8. Ford Focus owners…oh, do I have some bad news for you. To replace your cabin air filter system requires (wait for it…) $197. This number might vary slightly from store to store, but the gist of it is that you have to replace the entire housing assembly in order to replace the filter. Insert your other names for the Focus here…
9. Adult temper tantrums. Look, I’m sorry the warranty on your battery is finally up. It sucks. I get it. So will you quit bitching at me like I have the power to do something? I don’t give a flying rat’s ass if your Camaro won’t start. Nor do I care that you hand-sewed the leather into your seats or changed your dash lighting to blue LED’s on a red car. All I know is that your history shows that you’ve bought alternators and batteries at such a pace that I’m shocked you didn’t get a Christmas card from ACDelco this year. Stomp your feet, yell “I’m never shopping here again!” You wanna know what it sounds like to me? “I HATE YOU! I WANT TRANSFORMER!” I HATE YOU!” Give me a break.

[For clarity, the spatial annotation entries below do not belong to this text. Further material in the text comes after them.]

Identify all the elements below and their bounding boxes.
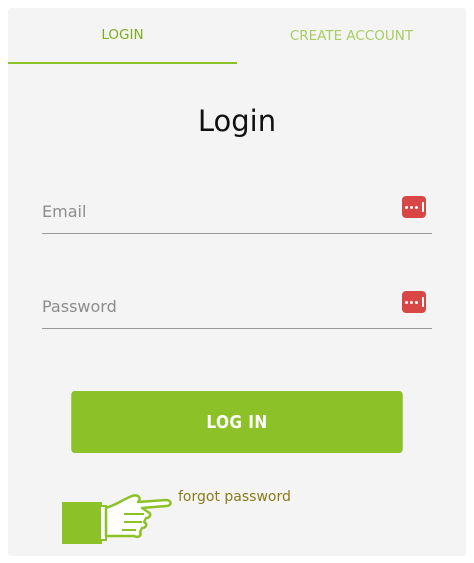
tab-create-account[interactable]: CREATE ACCOUNT <box>237 8 466 64</box>
password-key-icon[interactable] <box>402 291 426 313</box>
page-title: Login <box>197 104 277 138</box>
tab-login[interactable]: LOGIN <box>8 8 237 64</box>
password-field-wrapper <box>42 287 432 329</box>
email-field-wrapper <box>42 192 432 234</box>
password-input[interactable] <box>42 287 392 325</box>
auth-tabs: LOGIN CREATE ACCOUNT <box>8 8 466 64</box>
login-card: LOGIN CREATE ACCOUNT Login LOG IN forgot… <box>8 8 466 556</box>
forgot-password-link[interactable]: forgot password <box>178 489 291 505</box>
password-key-icon[interactable] <box>402 196 426 218</box>
pointing-hand-icon <box>62 494 172 544</box>
login-button[interactable]: LOG IN <box>71 391 403 453</box>
email-input[interactable] <box>42 192 392 230</box>
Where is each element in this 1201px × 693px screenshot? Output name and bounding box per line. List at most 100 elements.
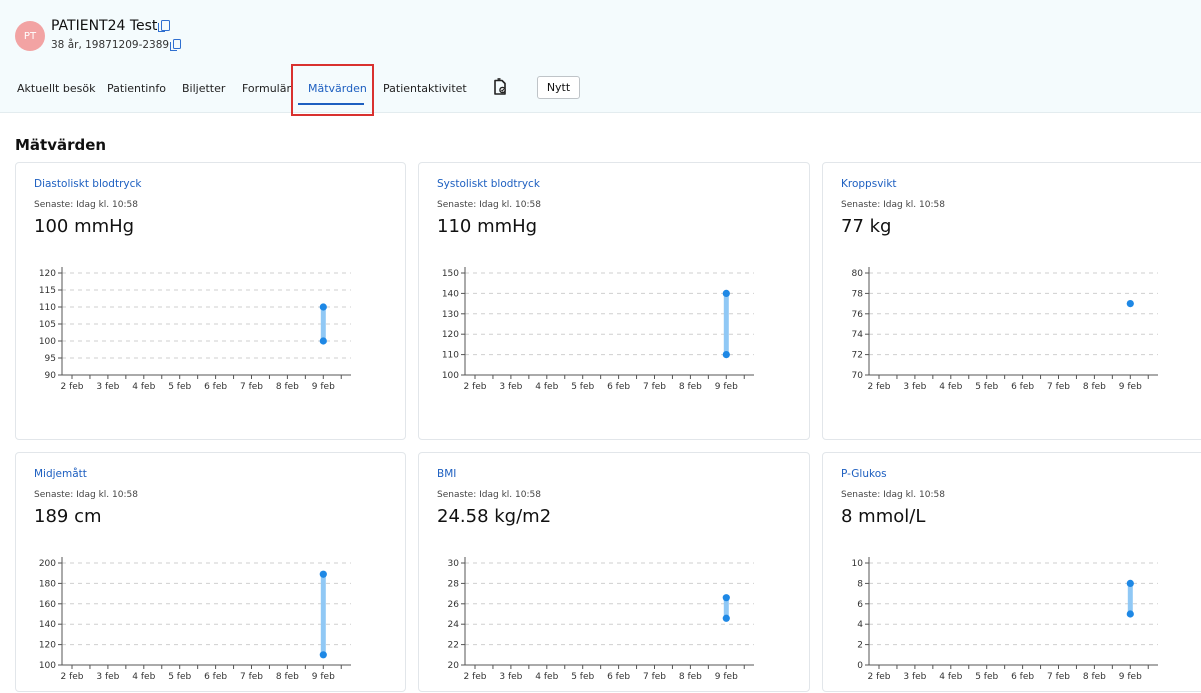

10. I’m fine if you are unsure of what you need. I know that 99% of the population doesn’t have the near-neurotic automotive focus that I have. But give me something! The old lady who had a steering noise in her Sebring could at least tell me when the noise was happening and offered to repeat it in person. The woman who followed her with the RAV4 with the wiper arms tangled (no kidding…) just shrugged and said that the wiper blades she had bought the night prior must’ve been defective. (Loose mounting nut on the driver’s side arm caused that.)